2ª - ¿No se puede cambiar esto? ¡No se amargue! Con darle puños a la pared no logrará derribarla; en cambio, su mano sí se va a lastimar. ¡Tenga calma!

Los médicos y los sicólogos coinciden al afirmar que las cargas negativas que acumulamos día tras día, sobre todo en esta complicada época del COVID-19, nos llenan de rabia, tristeza y depresión. ¡Al parecer, ese es su caso!

Quiero decirle que en todas las situaciones difíciles que ocurran en su vida, siempre será mejor esperar con cabeza fría, que desesperar a la ‘topa tolondra’. Una actitud de tranquilidad, sin que por eso se quede quieto como una estatua, facilitará que sus problemas se resuelvan.

Le conviene tener una gota de serenidad y hacer un balance de lo que le está ocurriendo para buscar salidas posibles.

No hay que desanimarse ante las dificultades ya que Dios siempre nos deja opciones en la vida para salir adelante, así la puerta que tengamos de primera mano tenga un candado.

Resulta lamentable y poco saludable que se haga daño con rabietas. No sea como el ‘fosforito’, que se enciende con nada. La rabia no deja cosas positivas. Además, con la soberbia no hay oportunidad de nada distinto a la de lastimarse usted mismo. Algo más grave: El rabioso hace sentir mal a quienes lo rodean.

Si pasa por episodios tristes, recuerde que también de las nubes negras cae agua limpia y fecundante. Además, que se sepa, la hora más larga no dura más de 60 minutos.

Debe expulsar las emociones, los sentimientos o los pensamientos que le están creando conflicto y malestar. Este ejercicio se puede aplicar no sólo en estos tiempos, sino en una amplia gama de situaciones, incluso desde nuestro día a día.

Si usted quiere que su futuro le ofrezca horizontes despejados, debe hacer lo que corresponda para que eso se le dé, pero con el mayor sosiego posible.
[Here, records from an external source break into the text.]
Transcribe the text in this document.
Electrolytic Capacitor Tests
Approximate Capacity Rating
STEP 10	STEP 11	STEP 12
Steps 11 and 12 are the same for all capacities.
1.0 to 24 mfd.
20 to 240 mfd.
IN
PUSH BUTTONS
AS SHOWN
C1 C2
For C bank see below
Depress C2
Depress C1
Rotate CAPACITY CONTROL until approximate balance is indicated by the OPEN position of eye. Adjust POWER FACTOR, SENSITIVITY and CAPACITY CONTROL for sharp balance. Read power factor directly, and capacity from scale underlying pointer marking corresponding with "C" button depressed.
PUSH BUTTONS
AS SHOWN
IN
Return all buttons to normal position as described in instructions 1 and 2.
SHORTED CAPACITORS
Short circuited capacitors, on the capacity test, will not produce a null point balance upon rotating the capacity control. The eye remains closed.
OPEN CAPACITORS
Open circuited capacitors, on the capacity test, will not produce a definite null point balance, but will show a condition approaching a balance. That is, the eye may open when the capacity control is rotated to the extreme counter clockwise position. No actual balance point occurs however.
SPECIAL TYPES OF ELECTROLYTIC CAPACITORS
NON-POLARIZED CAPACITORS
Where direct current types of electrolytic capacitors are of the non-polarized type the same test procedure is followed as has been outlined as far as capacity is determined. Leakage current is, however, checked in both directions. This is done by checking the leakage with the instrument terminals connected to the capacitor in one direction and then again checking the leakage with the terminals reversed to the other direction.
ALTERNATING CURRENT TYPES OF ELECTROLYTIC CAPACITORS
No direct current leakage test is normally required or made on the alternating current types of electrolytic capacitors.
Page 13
Pídale a Dios la sabiduría y la debida prudencia para actuar. Espero que pueda desenredar todo aquello que lo agobia.

REFLEXIONES CORTAS

* Si no puede ser el lápiz que escribe la felicidad de alguien, procure ser un buen borrador para eliminar su tristeza. Hay múltiples posibilidades de ofrecer ayuda en nuestra vida diaria. El problema es que no vemos o no queremos ver; además tenemos la idea de que para ayudar hay que hacer grandes cosas, pero no es así: un pequeño gesto puede hacer felices a los demás.
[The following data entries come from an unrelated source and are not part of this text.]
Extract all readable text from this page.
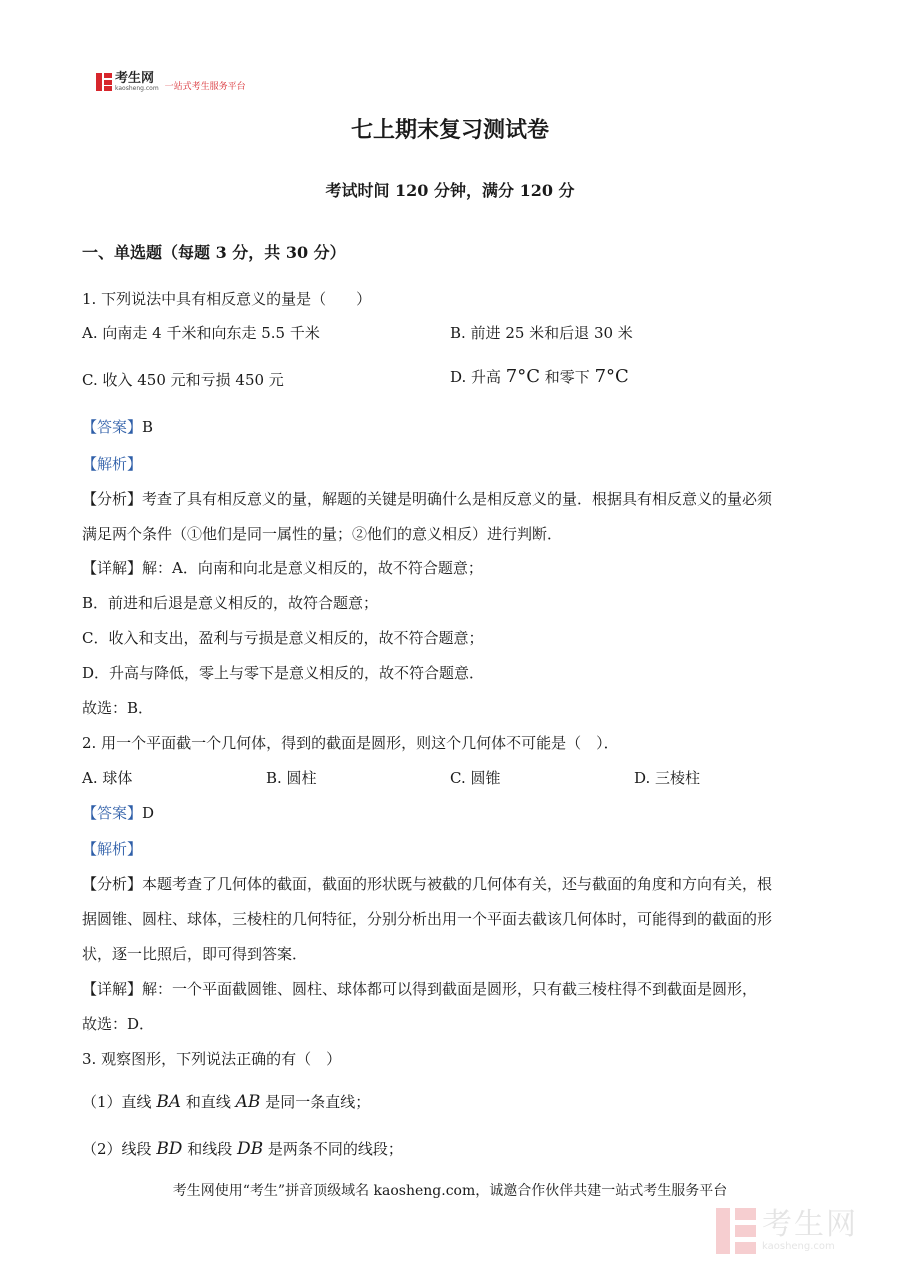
考生网
kaosheng.com 一站式考生服务平台
七上期末复习测试卷
考试时间 120 分钟，满分 120 分
一、单选题（每题 3 分，共 30 分）
1. 下列说法中具有相反意义的量是（　　）
A. 向南走 4 千米和向东走 5.5 千米	B. 前进 25 米和后退 30 米
C. 收入 450 元和亏损 450 元	D. 升高 7°C 和零下 7°C
【答案】B
【解析】
【分析】考查了具有相反意义的量，解题的关键是明确什么是相反意义的量．根据具有相反意义的量必须
满足两个条件（①他们是同一属性的量；②他们的意义相反）进行判断．
【详解】解：A．向南和向北是意义相反的，故不符合题意；
B．前进和后退是意义相反的，故符合题意；
C．收入和支出，盈利与亏损是意义相反的，故不符合题意；
D．升高与降低，零上与零下是意义相反的，故不符合题意．
故选：B．
2. 用一个平面截一个几何体，得到的截面是圆形，则这个几何体不可能是（　）．
A. 球体	B. 圆柱	C. 圆锥	D. 三棱柱
【答案】D
【解析】
【分析】本题考查了几何体的截面，截面的形状既与被截的几何体有关，还与截面的角度和方向有关，根
据圆锥、圆柱、球体，三棱柱的几何特征，分别分析出用一个平面去截该几何体时，可能得到的截面的形
状，逐一比照后，即可得到答案．
【详解】解：一个平面截圆锥、圆柱、球体都可以得到截面是圆形，只有截三棱柱得不到截面是圆形，
故选：D．
3. 观察图形，下列说法正确的有（　）
（1）直线 BA 和直线 AB 是同一条直线；
（2）线段 BD 和线段 DB 是两条不同的线段；
考生网使用“考生”拼音顶级域名 kaosheng.com，诚邀合作伙伴共建一站式考生服务平台
考生网
kaosheng.com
* En la vida se aprende, se crece, se descubre, se borra y se vuelve a escribir; también se hila, se deshila y se vuelve a hilar. El día que comprenda que lo único que se llevará es lo que vive, procurará ser realmente feliz.

* La oración no consiste en memorizar frases. Si por alguna razón siente que su vida de plegaria no va a ninguna parte, el mejor lugar al que puede recurrir es la Biblia. Por ejemplo, los Salmos son de los mayores tesoros cuando hablamos de oración personal. De hecho Jesús utilizaba esos escritos para rezar, tal y como lo hizo en el momento de la cruz. El Padrenuestro también contiene grandes bendiciones, sobre todo cuando decimos: “Santificado sea su nombre”.